Achieving Complete and Accurate Data Scans Using Validator Functions
Introduction
One of our core principles is when we look for unsecured sensitive information in cloud storage, we offer the ability to fully scan unstructured and semi-structured data. Why not use sampling methods like other data security solutions, you say? Because when you are dealing with sensitive information, a small blind spot can lead to a big data leak. Security teams must be able to scan files completely so they know all sensitive data locations in a budget-safe way without sacrificing scale, time, or risking false positives.
Sampling Doesn't Provide Complete Visibility
Scans that rely on sampling scan only a subset of the data. Sampling works when different types of data are mixed together evenly, but it can often miss something when the important information appears only in a few isolated spots. Think about a log file. The data residing at the beginning of a log file isn't necessarily the same as at the end. By scanning the full file, Open Raven can find sensitive information at massive scale in locations that would often slip through the cracks of sampling-based methods.
Validator Functions Ensure Accuracy
When performing a complete scan of terabytes or petabytes of data, even a very low false positive rate can produce large numbers of spurious findings. This is why it is crucial to ensure a high degree of accuracy. False positives can occur when something matches the pattern of a specific data class by coincidence. For instance, sometimes a random token just happens to look like a driver’s license number. Therefore, we put a great deal of emphasis on making our methods as precise as possible.
One way we do this is through the use of validator functions. In our data scanner, a validator function is a piece of code that runs after pattern matching to verify the results. When you create a custom data class, you have the option of adding a default function or using our validator function editor to create a custom function:
Not all data classes use validator functions, but in many cases, they provide an important way of filtering out false positives when pattern matching alone cannot provide certainty.
Types of Validator Functions
A common type of validator function makes use of checksums that are built into some identifiers. You may have noticed that if you mistype a credit card number on a web form, you will sometimes get an error saying it is an invalid number. This is possible because the numbers include a check digit computed using a method called the Luhn Algorithm, which can then be verified against the other digits of the number.
The Luhn Algorithm is named after Hans P. Luhn, who worked as a researcher at IBM. The method, patented in 1960, is sometimes viewed as a precursor of the hashing methods now pervasive in computer science. The patent describes a mechanical device about the size of a wallet, which allows users to dial in a number and see the check digit through a small window. Its purpose, the patent explains, was to detect human error when transmitting numerical codes such as inventory numbers.

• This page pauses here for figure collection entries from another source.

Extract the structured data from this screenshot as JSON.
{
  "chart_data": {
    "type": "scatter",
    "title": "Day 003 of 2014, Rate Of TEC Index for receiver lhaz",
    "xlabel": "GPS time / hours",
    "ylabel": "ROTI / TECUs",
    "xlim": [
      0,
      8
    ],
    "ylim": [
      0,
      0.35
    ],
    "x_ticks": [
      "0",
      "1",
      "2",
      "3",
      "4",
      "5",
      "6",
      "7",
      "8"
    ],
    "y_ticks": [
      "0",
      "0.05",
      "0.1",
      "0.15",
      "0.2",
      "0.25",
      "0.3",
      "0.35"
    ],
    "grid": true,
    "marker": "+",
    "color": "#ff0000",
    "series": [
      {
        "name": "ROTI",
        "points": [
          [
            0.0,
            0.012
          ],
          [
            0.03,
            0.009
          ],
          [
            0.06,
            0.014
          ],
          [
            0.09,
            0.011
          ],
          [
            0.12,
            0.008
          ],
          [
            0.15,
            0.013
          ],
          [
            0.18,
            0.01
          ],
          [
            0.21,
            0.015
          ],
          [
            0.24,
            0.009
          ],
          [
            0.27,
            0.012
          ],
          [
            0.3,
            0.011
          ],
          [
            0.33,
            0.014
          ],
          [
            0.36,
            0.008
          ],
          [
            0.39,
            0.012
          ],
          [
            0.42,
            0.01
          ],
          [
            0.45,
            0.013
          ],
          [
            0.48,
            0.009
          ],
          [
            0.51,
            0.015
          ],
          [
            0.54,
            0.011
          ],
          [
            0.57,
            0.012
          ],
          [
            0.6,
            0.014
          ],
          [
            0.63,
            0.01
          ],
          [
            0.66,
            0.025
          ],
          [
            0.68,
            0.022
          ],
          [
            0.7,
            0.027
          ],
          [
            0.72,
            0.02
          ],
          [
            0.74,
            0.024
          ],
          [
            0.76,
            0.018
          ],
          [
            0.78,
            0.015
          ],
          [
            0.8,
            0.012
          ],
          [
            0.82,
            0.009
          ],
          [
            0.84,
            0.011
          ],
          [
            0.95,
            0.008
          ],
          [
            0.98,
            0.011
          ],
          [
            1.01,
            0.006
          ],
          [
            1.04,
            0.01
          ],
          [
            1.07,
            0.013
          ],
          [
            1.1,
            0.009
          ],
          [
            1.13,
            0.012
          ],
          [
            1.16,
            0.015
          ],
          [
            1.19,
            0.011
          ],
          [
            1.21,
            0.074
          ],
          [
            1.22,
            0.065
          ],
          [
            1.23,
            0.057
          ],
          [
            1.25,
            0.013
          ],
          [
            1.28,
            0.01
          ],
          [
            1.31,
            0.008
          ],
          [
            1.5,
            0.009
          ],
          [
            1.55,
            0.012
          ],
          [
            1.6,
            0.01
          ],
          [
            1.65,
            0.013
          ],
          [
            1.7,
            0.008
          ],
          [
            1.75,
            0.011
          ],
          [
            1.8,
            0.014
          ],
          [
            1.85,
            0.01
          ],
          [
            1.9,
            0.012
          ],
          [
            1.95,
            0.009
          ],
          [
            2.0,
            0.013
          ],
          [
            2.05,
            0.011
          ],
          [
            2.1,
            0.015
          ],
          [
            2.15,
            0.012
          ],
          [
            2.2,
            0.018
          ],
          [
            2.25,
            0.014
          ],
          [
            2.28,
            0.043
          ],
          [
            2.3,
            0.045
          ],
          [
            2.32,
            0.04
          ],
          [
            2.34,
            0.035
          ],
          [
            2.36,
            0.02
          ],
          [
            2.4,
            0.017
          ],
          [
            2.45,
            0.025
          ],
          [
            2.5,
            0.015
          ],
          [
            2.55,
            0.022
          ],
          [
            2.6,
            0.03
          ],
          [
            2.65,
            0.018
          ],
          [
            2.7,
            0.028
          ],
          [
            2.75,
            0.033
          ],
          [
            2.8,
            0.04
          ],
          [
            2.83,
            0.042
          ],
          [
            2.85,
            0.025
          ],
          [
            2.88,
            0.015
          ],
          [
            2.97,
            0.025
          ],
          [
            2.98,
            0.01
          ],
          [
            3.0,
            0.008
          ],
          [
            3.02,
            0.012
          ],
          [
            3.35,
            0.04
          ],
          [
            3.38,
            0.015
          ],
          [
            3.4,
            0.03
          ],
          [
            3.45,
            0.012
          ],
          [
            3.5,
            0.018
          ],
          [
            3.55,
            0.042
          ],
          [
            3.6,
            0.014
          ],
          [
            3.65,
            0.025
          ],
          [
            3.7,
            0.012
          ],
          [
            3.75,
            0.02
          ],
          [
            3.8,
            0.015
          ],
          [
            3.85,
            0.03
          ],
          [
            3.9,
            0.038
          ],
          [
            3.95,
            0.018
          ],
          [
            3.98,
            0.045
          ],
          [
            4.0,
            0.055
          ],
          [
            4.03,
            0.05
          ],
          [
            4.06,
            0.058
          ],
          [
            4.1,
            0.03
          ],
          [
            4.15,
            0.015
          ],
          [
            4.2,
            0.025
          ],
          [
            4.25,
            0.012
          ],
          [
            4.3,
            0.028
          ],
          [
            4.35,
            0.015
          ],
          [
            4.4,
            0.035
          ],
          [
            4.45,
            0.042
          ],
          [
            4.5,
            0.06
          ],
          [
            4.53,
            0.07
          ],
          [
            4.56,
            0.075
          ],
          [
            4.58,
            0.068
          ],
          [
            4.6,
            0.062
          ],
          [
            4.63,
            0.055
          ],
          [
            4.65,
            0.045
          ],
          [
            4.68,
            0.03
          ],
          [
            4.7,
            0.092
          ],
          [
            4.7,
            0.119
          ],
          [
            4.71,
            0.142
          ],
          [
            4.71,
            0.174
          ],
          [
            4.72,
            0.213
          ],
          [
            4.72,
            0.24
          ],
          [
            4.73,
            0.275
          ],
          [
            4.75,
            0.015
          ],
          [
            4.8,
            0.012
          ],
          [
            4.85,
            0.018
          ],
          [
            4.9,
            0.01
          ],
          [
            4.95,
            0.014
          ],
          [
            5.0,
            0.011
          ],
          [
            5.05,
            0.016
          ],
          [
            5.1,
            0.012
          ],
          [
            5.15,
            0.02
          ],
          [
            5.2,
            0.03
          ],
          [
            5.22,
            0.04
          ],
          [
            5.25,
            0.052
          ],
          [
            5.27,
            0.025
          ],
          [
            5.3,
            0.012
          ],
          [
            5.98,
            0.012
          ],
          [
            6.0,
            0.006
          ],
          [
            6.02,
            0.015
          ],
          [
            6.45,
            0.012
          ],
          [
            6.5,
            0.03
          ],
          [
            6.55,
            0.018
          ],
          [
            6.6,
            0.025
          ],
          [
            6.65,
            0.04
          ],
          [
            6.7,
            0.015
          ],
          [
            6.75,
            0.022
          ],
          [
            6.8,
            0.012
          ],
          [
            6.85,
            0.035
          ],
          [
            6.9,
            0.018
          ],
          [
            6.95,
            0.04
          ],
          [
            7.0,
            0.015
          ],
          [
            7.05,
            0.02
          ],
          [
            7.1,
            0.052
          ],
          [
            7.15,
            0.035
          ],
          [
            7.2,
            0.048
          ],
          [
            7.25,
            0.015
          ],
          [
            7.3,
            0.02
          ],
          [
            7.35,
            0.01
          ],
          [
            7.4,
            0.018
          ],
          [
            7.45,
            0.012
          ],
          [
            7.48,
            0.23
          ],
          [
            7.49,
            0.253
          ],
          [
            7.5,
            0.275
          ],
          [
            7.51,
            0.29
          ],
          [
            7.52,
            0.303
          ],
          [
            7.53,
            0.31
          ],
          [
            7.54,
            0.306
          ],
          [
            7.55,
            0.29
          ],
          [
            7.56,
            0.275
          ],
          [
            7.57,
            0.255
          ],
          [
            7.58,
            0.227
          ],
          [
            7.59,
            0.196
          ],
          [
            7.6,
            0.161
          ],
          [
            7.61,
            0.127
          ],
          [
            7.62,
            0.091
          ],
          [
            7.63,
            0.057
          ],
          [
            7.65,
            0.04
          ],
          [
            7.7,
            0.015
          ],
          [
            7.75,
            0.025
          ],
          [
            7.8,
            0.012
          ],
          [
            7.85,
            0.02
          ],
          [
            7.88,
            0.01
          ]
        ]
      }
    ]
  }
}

These check digits can also improve the precision of data scanning. Based on our experiments, a random 16-digit number will match the pattern of a card number about 50% of the time. Simply verifying the check digit with a validator function reduces this percentage by a factor of ten. When combined with other methods, such as keyword matching, the Luhn check enables us to find card numbers with a high level of confidence.
Conclusion
Checksums are only one of many ways we ensure our data classification is accurate when doing complete scans of large amounts of data. We also employ validator functions to filter out specific types of data known to create false positives—for instance, we use statistical methods to prevent our scanner from matching words when looking for alphanumeric identifiers. Validator functions can also classify data based on encoded information, such as grouping vehicle identification numbers by manufacturer or region. These methods ensure a high degree of accuracy, and reduce false positives so that security teams can identify all sensitive data locations at scale.